If we left-multiply $\phi(\mathbf{x}^{(i)})^T$ to both sides, we have,
$$ \phi(\mathbf{x}^{(i)})^T \mathbf{v_k} = \sum_{j = 1}^M w_k^{(j)} \phi(\mathbf{x}^{(i)})^T \phi(\mathbf{x}^{(j)}) = M \lambda_k w_k^{(i)}. $$
Defining the kernel matrix $\mathbf{K} \in \mathbb{R}^{M \times M}$, where $K_{ij} = \mathcal{K}(\mathbf{x}^{(i)}, \mathbf{x}^{(j)}) = \phi(\mathbf{x}^{(i)})^T \phi(\mathbf{x}^{(j)})$.
Then,
$$ \sum_{j = 1}^M K_{ij} w_k^{(j)} = M \lambda_k w_k^{(i)}. $$
If we consider $i = 1, \ldots, M$, the above scalar equation becomes the $i$-th component of the following vector equation, $$ \mathbf{K} \mathbf{w}_k = M \lambda_k \mathbf{w}_k, $$
where $\mathbf{w}_k = [w_k^{(1)}, w_k^{(2)}, \ldots, w_k^{(M)}]^T$ is the $k$-th eigenvector of $\mathbf{K}$.
$M \lambda_k$ is the eigenvalue of $\mathbf{K}$, which is proportional to the eigenvalue $\lambda_k$ of the covariance matrix $\mathbf{\Sigma}$ in the feature space.
Therefore, PCA on $\mathbf{\Sigma}$ is equivalent to PCA on $\mathbf{K}$.

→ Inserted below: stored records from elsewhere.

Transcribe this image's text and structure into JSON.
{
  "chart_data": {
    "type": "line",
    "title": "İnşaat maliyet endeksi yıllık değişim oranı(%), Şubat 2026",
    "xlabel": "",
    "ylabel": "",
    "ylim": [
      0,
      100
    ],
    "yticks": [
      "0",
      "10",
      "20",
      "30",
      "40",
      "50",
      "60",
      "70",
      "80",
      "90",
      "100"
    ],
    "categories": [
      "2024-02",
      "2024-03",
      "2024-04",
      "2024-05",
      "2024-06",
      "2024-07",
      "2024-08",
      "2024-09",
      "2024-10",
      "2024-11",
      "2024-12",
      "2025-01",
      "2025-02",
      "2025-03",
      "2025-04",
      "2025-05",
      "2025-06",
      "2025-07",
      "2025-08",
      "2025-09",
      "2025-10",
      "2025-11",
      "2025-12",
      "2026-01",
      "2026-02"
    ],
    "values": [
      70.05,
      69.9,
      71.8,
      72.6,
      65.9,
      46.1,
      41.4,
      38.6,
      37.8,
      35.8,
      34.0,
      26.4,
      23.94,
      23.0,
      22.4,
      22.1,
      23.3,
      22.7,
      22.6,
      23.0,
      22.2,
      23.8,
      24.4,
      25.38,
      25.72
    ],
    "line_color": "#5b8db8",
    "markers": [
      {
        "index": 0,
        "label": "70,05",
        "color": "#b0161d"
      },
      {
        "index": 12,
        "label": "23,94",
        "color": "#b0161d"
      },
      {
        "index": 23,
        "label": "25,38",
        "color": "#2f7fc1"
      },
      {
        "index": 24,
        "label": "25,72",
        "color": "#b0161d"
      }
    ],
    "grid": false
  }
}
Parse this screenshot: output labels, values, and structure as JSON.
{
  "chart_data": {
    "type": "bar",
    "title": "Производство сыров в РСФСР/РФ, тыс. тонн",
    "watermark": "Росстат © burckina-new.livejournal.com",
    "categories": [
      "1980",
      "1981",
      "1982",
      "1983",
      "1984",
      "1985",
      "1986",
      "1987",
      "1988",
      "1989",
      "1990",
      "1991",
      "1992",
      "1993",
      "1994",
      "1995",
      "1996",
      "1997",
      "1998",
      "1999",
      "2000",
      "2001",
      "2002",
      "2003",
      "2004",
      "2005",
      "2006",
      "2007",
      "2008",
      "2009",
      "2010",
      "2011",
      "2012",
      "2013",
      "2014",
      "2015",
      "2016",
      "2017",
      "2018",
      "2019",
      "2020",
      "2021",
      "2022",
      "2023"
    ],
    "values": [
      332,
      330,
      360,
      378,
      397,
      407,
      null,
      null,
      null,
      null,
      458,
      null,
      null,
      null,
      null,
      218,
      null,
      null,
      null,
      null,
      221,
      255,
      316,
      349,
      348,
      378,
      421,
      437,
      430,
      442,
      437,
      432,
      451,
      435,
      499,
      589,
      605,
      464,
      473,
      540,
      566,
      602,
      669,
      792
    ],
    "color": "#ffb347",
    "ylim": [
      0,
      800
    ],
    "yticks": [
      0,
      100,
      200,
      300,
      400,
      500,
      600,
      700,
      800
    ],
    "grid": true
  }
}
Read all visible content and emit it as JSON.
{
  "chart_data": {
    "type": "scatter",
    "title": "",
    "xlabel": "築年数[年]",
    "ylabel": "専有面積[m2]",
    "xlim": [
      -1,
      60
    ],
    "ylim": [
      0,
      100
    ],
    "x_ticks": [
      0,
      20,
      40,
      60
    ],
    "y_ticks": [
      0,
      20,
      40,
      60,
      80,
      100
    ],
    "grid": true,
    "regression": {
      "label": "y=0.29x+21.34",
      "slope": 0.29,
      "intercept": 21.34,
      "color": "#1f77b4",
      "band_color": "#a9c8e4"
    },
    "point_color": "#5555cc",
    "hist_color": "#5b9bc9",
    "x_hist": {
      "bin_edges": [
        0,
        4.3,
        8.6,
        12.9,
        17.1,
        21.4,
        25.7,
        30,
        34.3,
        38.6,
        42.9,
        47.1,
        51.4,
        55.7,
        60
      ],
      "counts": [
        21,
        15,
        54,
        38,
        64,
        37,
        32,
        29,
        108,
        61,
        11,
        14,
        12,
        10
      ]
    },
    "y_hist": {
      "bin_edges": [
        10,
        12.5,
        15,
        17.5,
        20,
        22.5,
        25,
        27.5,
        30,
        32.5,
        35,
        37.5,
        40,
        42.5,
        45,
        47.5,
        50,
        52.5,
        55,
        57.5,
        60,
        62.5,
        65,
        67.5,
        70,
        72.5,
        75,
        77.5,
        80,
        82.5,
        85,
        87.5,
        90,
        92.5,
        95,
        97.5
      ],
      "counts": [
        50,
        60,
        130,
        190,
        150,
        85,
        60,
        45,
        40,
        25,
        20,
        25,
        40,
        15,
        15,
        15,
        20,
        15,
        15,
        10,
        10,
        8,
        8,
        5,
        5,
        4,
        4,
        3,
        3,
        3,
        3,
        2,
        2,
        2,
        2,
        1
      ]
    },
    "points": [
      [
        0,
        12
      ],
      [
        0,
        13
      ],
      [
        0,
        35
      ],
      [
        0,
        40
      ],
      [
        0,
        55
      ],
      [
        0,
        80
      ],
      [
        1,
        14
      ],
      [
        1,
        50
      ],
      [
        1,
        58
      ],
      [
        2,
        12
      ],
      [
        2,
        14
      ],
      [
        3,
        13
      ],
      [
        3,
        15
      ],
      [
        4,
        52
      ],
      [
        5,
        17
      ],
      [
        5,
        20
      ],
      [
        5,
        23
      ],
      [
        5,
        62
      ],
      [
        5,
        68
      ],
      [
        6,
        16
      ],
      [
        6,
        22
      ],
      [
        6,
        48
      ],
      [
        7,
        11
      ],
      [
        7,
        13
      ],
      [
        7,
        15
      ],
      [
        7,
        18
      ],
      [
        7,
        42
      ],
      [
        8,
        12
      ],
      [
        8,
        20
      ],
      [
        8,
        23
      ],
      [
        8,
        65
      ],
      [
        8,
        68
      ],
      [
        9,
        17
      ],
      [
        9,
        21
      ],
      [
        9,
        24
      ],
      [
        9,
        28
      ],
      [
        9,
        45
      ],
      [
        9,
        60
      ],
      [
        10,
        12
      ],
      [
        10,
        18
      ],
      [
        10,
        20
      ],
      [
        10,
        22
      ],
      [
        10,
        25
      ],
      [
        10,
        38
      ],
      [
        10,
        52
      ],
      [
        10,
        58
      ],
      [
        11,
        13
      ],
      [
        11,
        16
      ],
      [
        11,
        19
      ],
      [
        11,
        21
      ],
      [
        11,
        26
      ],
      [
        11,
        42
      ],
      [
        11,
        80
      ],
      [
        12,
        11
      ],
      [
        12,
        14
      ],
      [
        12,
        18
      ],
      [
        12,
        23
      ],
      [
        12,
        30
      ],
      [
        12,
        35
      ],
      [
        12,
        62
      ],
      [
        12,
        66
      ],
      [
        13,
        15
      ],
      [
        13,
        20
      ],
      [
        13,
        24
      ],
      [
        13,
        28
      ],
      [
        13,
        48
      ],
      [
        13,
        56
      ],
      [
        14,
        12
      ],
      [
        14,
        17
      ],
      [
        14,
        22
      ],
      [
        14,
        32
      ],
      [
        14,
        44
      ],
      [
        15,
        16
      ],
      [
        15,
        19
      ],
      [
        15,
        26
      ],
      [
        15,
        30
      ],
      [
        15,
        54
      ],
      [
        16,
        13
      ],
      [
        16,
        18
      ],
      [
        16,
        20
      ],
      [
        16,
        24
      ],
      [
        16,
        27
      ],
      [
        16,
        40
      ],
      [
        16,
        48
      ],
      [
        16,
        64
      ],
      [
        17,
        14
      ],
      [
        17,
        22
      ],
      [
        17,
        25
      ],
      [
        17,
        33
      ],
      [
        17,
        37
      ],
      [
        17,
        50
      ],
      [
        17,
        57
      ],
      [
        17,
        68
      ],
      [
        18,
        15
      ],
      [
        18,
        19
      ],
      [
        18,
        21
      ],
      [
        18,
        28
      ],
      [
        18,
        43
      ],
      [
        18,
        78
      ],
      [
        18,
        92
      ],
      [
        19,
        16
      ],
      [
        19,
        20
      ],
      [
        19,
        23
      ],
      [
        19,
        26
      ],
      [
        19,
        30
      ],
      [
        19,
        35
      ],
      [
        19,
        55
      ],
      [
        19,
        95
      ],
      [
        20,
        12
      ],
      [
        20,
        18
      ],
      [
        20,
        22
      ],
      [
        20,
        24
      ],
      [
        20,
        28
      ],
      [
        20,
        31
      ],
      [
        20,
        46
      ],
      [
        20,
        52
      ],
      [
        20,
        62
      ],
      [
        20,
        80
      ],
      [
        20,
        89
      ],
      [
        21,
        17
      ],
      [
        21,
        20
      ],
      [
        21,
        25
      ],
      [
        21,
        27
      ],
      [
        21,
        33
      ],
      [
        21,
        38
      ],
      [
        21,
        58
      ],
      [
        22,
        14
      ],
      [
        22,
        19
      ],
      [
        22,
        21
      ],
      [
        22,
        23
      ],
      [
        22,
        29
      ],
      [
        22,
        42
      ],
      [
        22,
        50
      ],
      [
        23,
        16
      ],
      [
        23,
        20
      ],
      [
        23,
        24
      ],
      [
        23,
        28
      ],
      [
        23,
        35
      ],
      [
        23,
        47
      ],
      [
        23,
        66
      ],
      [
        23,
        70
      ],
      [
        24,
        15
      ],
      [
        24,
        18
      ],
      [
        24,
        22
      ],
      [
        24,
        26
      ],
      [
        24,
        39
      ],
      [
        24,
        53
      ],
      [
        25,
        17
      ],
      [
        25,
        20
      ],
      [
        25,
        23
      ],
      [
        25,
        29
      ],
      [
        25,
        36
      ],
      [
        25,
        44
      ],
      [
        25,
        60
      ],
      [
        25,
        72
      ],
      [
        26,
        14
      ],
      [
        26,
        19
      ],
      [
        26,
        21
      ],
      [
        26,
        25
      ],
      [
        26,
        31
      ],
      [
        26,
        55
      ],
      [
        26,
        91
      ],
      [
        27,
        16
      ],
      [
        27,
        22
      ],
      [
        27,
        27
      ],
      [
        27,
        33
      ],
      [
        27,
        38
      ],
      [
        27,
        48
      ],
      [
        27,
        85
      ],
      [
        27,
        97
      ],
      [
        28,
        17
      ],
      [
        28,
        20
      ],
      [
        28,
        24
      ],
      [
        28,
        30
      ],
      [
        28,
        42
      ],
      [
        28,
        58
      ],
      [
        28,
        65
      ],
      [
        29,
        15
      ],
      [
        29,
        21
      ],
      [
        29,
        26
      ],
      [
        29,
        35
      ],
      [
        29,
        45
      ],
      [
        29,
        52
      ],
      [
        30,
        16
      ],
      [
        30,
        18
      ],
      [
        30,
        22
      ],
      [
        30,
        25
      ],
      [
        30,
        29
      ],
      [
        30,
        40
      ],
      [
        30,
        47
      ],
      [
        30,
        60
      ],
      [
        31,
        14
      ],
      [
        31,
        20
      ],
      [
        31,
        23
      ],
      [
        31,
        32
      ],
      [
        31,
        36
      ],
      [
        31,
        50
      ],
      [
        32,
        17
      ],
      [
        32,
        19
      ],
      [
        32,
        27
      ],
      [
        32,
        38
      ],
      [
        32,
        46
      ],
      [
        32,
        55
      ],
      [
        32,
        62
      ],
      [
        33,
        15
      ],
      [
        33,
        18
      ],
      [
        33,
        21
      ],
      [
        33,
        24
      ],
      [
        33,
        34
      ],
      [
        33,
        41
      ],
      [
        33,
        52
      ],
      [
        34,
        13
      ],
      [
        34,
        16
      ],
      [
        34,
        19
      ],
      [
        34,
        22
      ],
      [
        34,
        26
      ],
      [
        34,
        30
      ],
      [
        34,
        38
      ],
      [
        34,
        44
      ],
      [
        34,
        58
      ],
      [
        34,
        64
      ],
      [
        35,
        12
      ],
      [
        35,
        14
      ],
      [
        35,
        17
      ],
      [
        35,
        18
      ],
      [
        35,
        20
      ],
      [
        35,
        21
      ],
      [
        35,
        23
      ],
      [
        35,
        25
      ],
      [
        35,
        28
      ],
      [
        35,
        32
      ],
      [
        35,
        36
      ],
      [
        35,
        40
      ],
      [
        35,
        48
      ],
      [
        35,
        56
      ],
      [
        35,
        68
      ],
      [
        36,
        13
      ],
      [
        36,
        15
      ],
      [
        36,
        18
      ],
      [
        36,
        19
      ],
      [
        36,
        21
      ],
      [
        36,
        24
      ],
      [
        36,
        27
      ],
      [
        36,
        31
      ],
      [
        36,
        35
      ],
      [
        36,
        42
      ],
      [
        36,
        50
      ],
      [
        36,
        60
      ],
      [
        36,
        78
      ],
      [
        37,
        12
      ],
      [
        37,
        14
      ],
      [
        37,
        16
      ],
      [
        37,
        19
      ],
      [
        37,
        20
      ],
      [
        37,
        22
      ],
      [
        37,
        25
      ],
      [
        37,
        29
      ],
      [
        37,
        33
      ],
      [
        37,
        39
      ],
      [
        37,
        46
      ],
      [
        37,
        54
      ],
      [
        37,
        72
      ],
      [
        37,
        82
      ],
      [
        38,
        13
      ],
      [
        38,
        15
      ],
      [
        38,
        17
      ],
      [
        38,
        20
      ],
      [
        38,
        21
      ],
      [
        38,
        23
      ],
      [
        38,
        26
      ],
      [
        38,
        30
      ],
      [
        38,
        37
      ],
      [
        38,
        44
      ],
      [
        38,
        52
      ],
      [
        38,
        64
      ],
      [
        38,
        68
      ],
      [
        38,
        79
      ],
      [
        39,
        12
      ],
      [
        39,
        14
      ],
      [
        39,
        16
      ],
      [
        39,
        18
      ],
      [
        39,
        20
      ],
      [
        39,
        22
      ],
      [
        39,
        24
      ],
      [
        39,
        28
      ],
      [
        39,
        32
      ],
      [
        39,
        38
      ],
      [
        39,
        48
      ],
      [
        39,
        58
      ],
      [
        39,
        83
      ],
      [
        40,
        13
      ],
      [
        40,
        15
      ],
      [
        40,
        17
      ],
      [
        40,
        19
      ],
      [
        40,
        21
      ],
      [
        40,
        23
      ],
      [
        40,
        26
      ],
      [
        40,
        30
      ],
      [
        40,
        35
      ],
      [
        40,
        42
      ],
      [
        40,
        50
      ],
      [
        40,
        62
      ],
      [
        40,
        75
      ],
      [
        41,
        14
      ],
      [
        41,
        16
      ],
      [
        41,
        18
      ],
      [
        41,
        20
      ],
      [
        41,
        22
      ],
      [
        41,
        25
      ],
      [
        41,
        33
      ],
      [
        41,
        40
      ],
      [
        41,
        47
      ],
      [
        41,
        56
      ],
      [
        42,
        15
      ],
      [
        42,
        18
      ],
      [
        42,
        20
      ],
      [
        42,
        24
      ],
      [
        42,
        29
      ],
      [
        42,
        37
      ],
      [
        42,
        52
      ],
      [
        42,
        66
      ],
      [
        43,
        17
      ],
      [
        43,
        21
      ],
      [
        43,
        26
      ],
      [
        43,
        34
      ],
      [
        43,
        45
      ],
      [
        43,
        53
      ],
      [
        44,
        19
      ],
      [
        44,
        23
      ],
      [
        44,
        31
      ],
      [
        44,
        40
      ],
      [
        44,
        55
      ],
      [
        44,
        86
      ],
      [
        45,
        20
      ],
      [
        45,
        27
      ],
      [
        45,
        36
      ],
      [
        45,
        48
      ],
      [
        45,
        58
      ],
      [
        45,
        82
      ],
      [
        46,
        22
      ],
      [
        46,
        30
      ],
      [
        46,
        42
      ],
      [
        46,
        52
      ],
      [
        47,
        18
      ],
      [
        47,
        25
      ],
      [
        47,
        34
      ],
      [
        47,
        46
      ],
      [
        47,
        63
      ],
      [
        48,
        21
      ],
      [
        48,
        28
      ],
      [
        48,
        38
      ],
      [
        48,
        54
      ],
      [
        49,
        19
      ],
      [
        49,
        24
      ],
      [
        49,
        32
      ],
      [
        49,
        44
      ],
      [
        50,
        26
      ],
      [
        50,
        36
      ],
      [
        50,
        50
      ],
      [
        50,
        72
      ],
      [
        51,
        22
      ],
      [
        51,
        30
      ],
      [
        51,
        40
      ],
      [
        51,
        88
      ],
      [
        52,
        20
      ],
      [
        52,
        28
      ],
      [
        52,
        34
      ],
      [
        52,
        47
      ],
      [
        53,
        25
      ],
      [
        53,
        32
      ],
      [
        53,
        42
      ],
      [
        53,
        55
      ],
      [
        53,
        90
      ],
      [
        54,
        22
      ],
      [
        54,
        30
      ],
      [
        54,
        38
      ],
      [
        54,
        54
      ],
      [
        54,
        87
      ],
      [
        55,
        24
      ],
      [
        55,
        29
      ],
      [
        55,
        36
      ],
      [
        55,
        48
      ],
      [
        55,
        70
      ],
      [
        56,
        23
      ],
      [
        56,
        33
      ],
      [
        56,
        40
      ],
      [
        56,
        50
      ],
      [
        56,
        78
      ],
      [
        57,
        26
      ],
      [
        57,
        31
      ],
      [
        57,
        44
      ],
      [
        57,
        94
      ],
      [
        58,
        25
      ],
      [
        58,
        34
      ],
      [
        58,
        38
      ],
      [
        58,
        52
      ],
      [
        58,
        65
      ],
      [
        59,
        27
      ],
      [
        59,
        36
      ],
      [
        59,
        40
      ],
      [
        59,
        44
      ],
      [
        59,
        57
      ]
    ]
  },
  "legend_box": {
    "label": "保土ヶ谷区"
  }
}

For a new point $\mathbf{x}^{\star}$, the $k$-th kernel PC can be obtained by projection $\phi(\mathbf{x}^{\star})$ on the $k$-th eigenvector $\mathbf{v}_k$ of $\mathbf{\Sigma}$.
$$ \phi(\mathbf{x}^{\star})^T \mathbf{v_k} = \sum_{i = 1} w_k^{(i)} \phi(\mathbf{x}^{\star})^T \phi(\mathbf{x}^{(i)}) = \sum_{i = 1} w_k^{(i)} \mathcal{K}(\mathbf{x}^{\star}, \mathbf{x}^{(i)}). $$
Kernel PCA Algorithm
Given a data set $\mathbf{X} \in \mathbb{R}^{M \times N}$ and a kernel function $\mathcal{K}$, kernel PCA can be computed as follows,
-
Compute $K_{ij} = \mathcal{K}(\mathbf{x}^{(i)}, \mathbf{x}^{(j)})$ for all $i,j$.
-
Compute $\mathbf{K}^{\prime} = (\mathbf{I} - \mathbf{1}_M) \mathbf{K} (\mathbf{I} - \mathbf{1}_M)$ where $\mathbf{1}_M$ is an $M \times M$ matrix where every entry is $\frac{1}{M}$. The goal is to zero center data points in the feature space.
-
Compute the $K$ leading eigenvectors $\mathbf{w}_1, \ldots, \mathbf{w}_K$ of $\mathbf{K}^{\prime}$ along with their eigenvalues $M \lambda_1, \ldots, M \lambda_K$.
-
Compute the $k$-th PC of the projected data vector $\mathbf{z} \in \mathbb{R}^{K \times 1}$,
$$ z_k = \sum_{i = 1}^M w_k^{(i)} \mathcal{K}(\mathbf{x}, \mathbf{x}^{(i)}). $$
Summary
Kernel PCA uses the kernel trick to peform PCA in high-dimensional space.
- Coeffcients are based on a non-linear projection of the data.
- The type of projection is based on the kernel function selected.
Using RBF kernel, KPCA can split the data into clusters.
Kernel PCA can provide an effective pre-processing step for clustering methods as well as linear classification and regression methods.
However, exact compuation of kernel PCA can be expensive because the size of the matrix to be decomposed is $M \times M$.